Can emerging markets still emerge?

Can emerging markets still emerge? The rapid pace at which jobs are automated and declining birth rates will make it harder for emerging markets to escape the middle income trap and transition to developed country status, writes Christopher Wood, global head of equity strategy at Jefferies. The labor-based, mass manufacturing economy — used by developing countries such as South Korea, China and Taiwan to build advanced economies — is increasingly under threat from new technologies and data-driven business models. This means that the next generation of newly-emerging economies will find themselves without a blueprint and be forced to find their own development paths.

Slowing population growth will also give emerging markets a headache: Asian emerging markets, in particular, will struggle to maintain productivity levels as workforces age and population growth rates stall.
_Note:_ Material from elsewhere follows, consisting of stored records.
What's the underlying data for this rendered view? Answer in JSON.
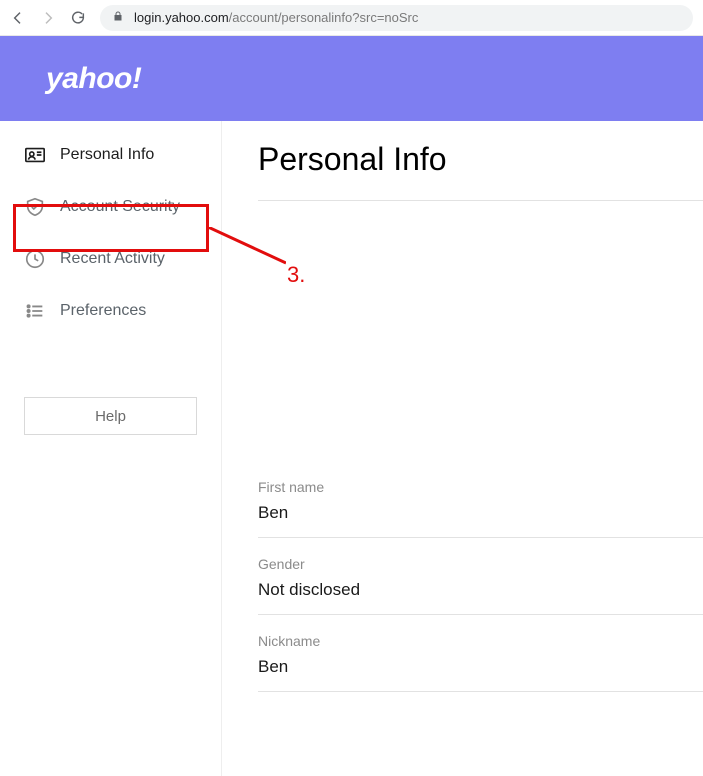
{
  "browser": {
    "url_host": "login.yahoo.com",
    "url_path": "/account/personalinfo?src=noSrc"
  },
  "header": {
    "logo_text": "yahoo!"
  },
  "sidebar": {
    "items": [
      {
        "label": "Personal Info",
        "icon": "id-card-icon",
        "active": true
      },
      {
        "label": "Account Security",
        "icon": "shield-check-icon",
        "active": false
      },
      {
        "label": "Recent Activity",
        "icon": "clock-icon",
        "active": false
      },
      {
        "label": "Preferences",
        "icon": "list-icon",
        "active": false
      }
    ],
    "help_label": "Help"
  },
  "main": {
    "title": "Personal Info",
    "fields": [
      {
        "label": "First name",
        "value": "Ben"
      },
      {
        "label": "Gender",
        "value": "Not disclosed"
      },
      {
        "label": "Nickname",
        "value": "Ben"
      }
    ]
  },
  "annotation": {
    "label": "3."
  }
}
As far as Egypt is concerned, we are likely to face quite the opposite problem, with UN population estimates forecasting our population to spiral in the coming decades.

Deglobalization isn’t helping: The global financial crisis and the Donald Trump-inspired destabilization of global supply chains has succeeded in cutting off a significant amounts of foreign direct investment that could prove vital for helping emerging markets escape the middle income gap. In the 12 years since 2007, FDI inflows to EMs as a proportion of GDP has halved to 1.9% from 3.8%.